Interesting article on the ecology of Norse settlement in Iceland and Greenland with analysis of Norse farm economies, meat and grain choices, land management, and their impact on long-term settlement viability.
http://www.uio.no/studier/emner/hf/ikos/MAS2300/v05/undervisningsmateriale/Pensum/Vesteinsson%20et%20al%202002%20-%20Enduring%20Impacts%20Viking%20Settlement.doc
MarkW says:
June 1, 2011 at 4:23 am
“I’ve been wondering. The super nova that caused the Crab Nebula was spotted by the Chinese in 1054, it was bright enough to be seen during the day for a short time. The Crab Nebula is 6500 light years away. Gamma rays traveling at 99% of the speed of light would have arrived 65 years later. Those traveling at 90% of the speed of light would have arrived 650 years later. So gamma rays from this nearby super nova would have been arriving during the period of the little ice age. Coincidence? ”
A tantalizing correlation! Thanks for that thought provoking inference….
Leif.
and dont forget Cosmic rays are such a tiny tiny trace element they could not possibly have any effect.
It’s funny to take a sceptical argument like “Co2 is a trace gas” and apply it to cosmic rays.
The answer to Greenland’s warming and cooling is simple to me – plate tectonics. Obviously Greenland is on its own plate that moves north and south relatively rapidly (geologically speaking), sometimes very rapidly. Greenland had moved south enough to cause the warming allowing the Viking settlements, and then moved north again causing the cooling that extinguished those settlements.
Can I have my Nobel Prize now?
steven mosher says:
June 1, 2011 at 11:55 am
It’s funny to take a sceptical argument like “Co2 is a trace gas” and apply it to cosmic rays.
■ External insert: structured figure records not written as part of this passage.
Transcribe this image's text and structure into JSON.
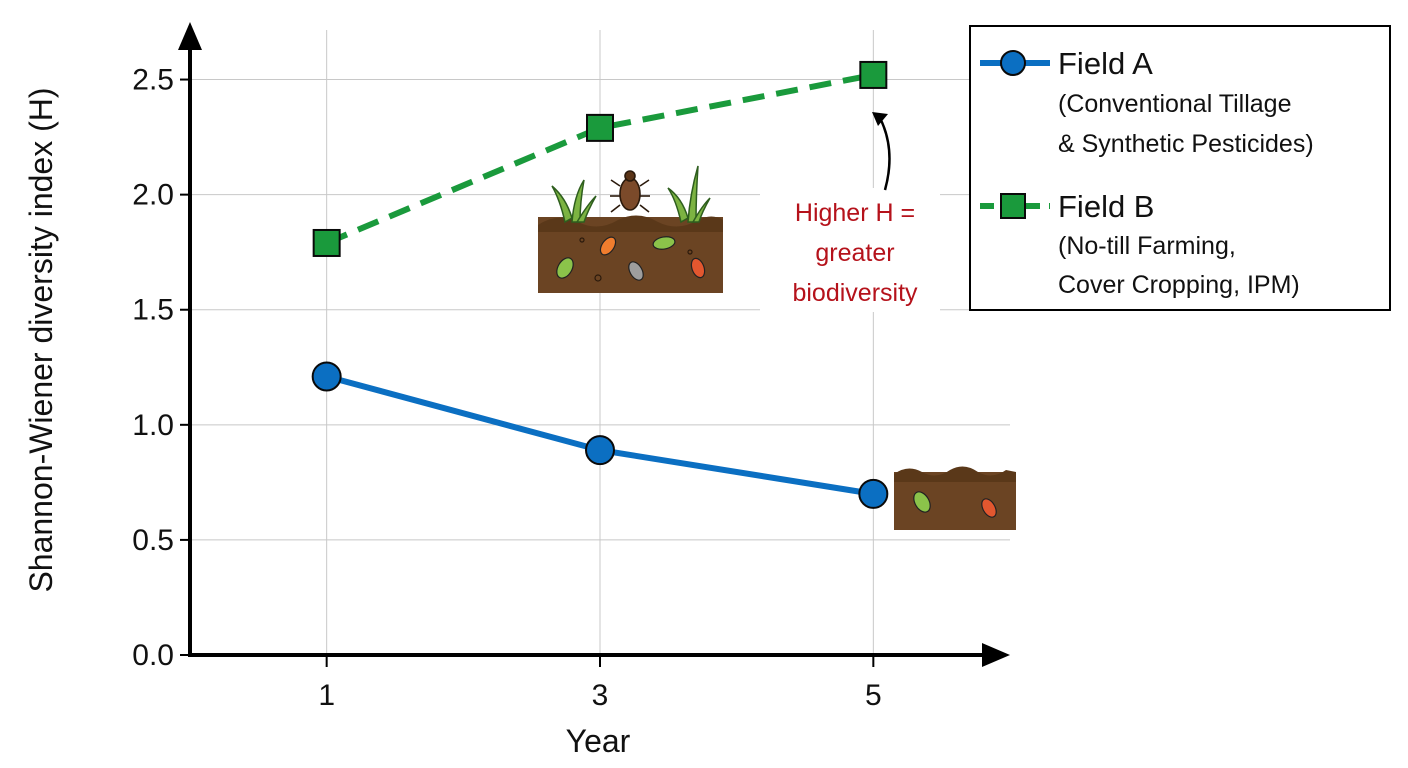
{
  "chart_data": {
    "type": "line",
    "xlabel": "Year",
    "ylabel": "Shannon-Wiener diversity index (H)",
    "x": [
      1,
      3,
      5
    ],
    "xlim": [
      0,
      6
    ],
    "ylim": [
      0,
      2.75
    ],
    "yticks": [
      0.0,
      0.5,
      1.0,
      1.5,
      2.0,
      2.5
    ],
    "ytick_labels": [
      "0.0",
      "0.5",
      "1.0",
      "1.5",
      "2.0",
      "2.5"
    ],
    "xtick_labels": [
      "1",
      "3",
      "5"
    ],
    "grid": true,
    "legend_position": "top-right",
    "series": [
      {
        "name": "Field A",
        "subtitle_lines": [
          "(Conventional Tillage",
          "& Synthetic Pesticides)"
        ],
        "values": [
          1.21,
          0.89,
          0.7
        ],
        "color": "#0b6fc2",
        "line_style": "solid",
        "marker": "circle"
      },
      {
        "name": "Field B",
        "subtitle_lines": [
          "(No-till Farming,",
          "Cover Cropping, IPM)"
        ],
        "values": [
          1.79,
          2.29,
          2.52
        ],
        "color": "#1a9a3c",
        "line_style": "dashed",
        "marker": "square"
      }
    ],
    "annotation": {
      "lines": [
        "Higher H =",
        "greater",
        "biodiversity"
      ],
      "color": "#b5121b",
      "points_to": {
        "x": 5,
        "y": 2.52
      }
    }
  },
  "illustrations": {
    "rich_soil": "soil-with-grass-and-many-beetles",
    "poor_soil": "soil-with-two-beetles"
  }
}
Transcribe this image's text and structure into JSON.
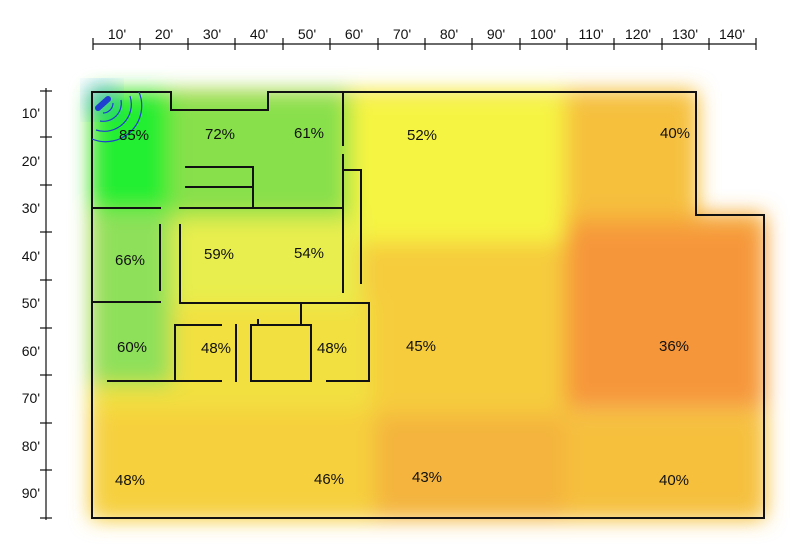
{
  "rulers": {
    "x_labels": [
      "10'",
      "20'",
      "30'",
      "40'",
      "50'",
      "60'",
      "70'",
      "80'",
      "90'",
      "100'",
      "110'",
      "120'",
      "130'",
      "140'"
    ],
    "y_labels": [
      "10'",
      "20'",
      "30'",
      "40'",
      "50'",
      "60'",
      "70'",
      "80'",
      "90'"
    ]
  },
  "zones": [
    {
      "id": "r1",
      "label": "85%",
      "value": 85
    },
    {
      "id": "r2",
      "label": "72%",
      "value": 72
    },
    {
      "id": "r3",
      "label": "61%",
      "value": 61
    },
    {
      "id": "r4",
      "label": "52%",
      "value": 52
    },
    {
      "id": "r5",
      "label": "40%",
      "value": 40
    },
    {
      "id": "r6",
      "label": "66%",
      "value": 66
    },
    {
      "id": "r7",
      "label": "59%",
      "value": 59
    },
    {
      "id": "r8",
      "label": "54%",
      "value": 54
    },
    {
      "id": "r9",
      "label": "60%",
      "value": 60
    },
    {
      "id": "r10",
      "label": "48%",
      "value": 48
    },
    {
      "id": "r11",
      "label": "48%",
      "value": 48
    },
    {
      "id": "r12",
      "label": "45%",
      "value": 45
    },
    {
      "id": "r13",
      "label": "36%",
      "value": 36
    },
    {
      "id": "r14",
      "label": "48%",
      "value": 48
    },
    {
      "id": "r15",
      "label": "46%",
      "value": 46
    },
    {
      "id": "r16",
      "label": "43%",
      "value": 43
    },
    {
      "id": "r17",
      "label": "40%",
      "value": 40
    }
  ],
  "colors": {
    "strong": "#22ee33",
    "good": "#8ee050",
    "mid": "#eeee44",
    "fair": "#f6cc3c",
    "weak": "#f4a83c",
    "poor": "#f6963a",
    "router": "#1f3fd0",
    "wall": "#111111"
  },
  "icons": {
    "router": "wifi-router-icon"
  }
}
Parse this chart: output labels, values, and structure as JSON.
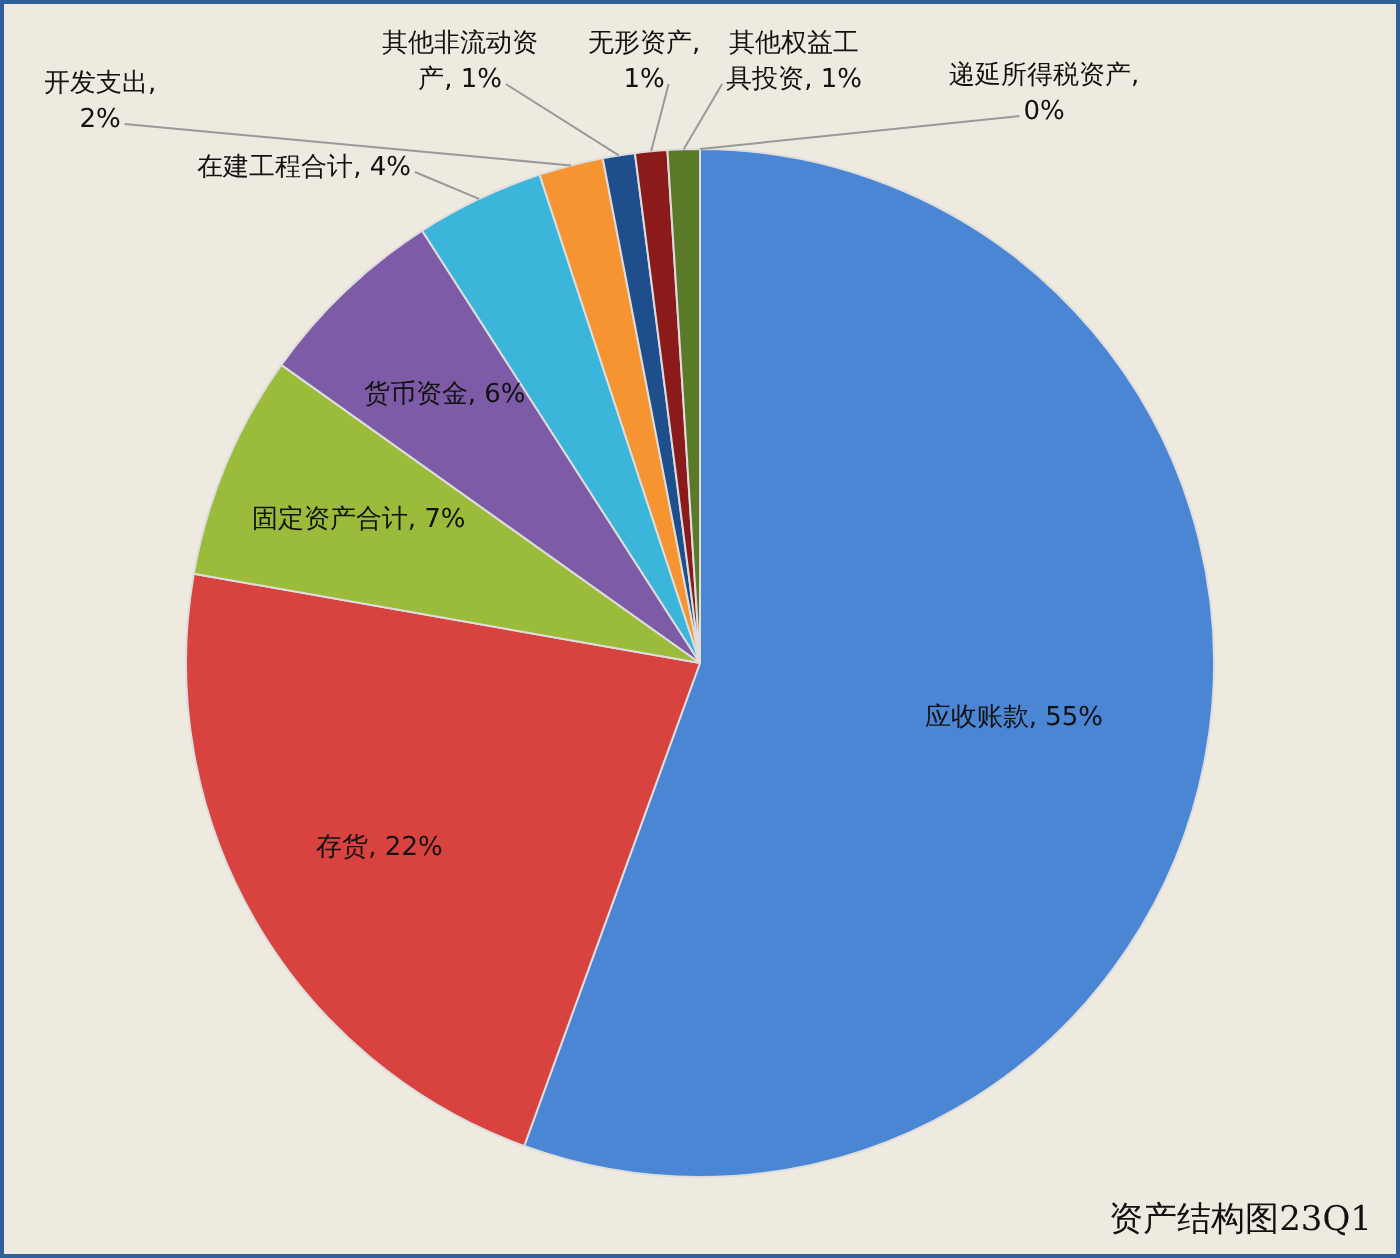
{
  "chart_data": {
    "type": "pie",
    "categories": [
      "应收账款",
      "存货",
      "固定资产合计",
      "货币资金",
      "在建工程合计",
      "开发支出",
      "其他非流动资产",
      "无形资产",
      "其他权益工具投资",
      "递延所得税资产"
    ],
    "values": [
      55,
      22,
      7,
      6,
      4,
      2,
      1,
      1,
      1,
      0
    ],
    "value_labels": [
      ", 55%",
      ", 22%",
      ", 7%",
      ", 6%",
      ", 4%",
      ", 2%",
      ", 1%",
      ", 1%",
      ", 1%",
      ", 0%"
    ],
    "colors": [
      "#4a86d4",
      "#d9433f",
      "#9bbb3b",
      "#7d5ba6",
      "#3bb5d9",
      "#f79432",
      "#1f4e8c",
      "#8b1a1a",
      "#5a7a2a",
      "#4b2d6e"
    ],
    "legend": false,
    "annotations": [
      "资产结构图23Q1"
    ]
  }
}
What is worse is to apply it when there is not even a demonstrated correlation.
You are forgetting the third thing which is the one with the most effect, namely the strength of the Earth’s magnetic field.
—
Everything that I have read states that the Earth’s magnetic field is too localized to deflect cosmic rays. They are coming in at 90 to 99% of the speed of light. By the time they reach a region where the earth’s magnetic field becomes measurable, they are mere microseconds from impacting the atmosphere. The earth’s field is not strong enough to completely deflect such particles in such a short time frame.
Roman Warm Period, (and whatever followed, for how long?) Medieval Warm Period, Little Ice Age. Dates, please?
Robert says:
June 1, 2011 at 7:36 am
“One of the signatures of greenhouse warming is that it is bipolar. ”
Now THAT is a T-Ball set up for any number of snarky comedic responses! ROTFLMAO!!!
It is important to remember that Vikings acquired art of sailing after they rowed their boats to Ireland, took sailing lessons and were taught the route to Greenland and North America by St. Brendan the Navigator.
Kelvin Vaughan,
They are going to the North Magnetic Pole, not the North Pole.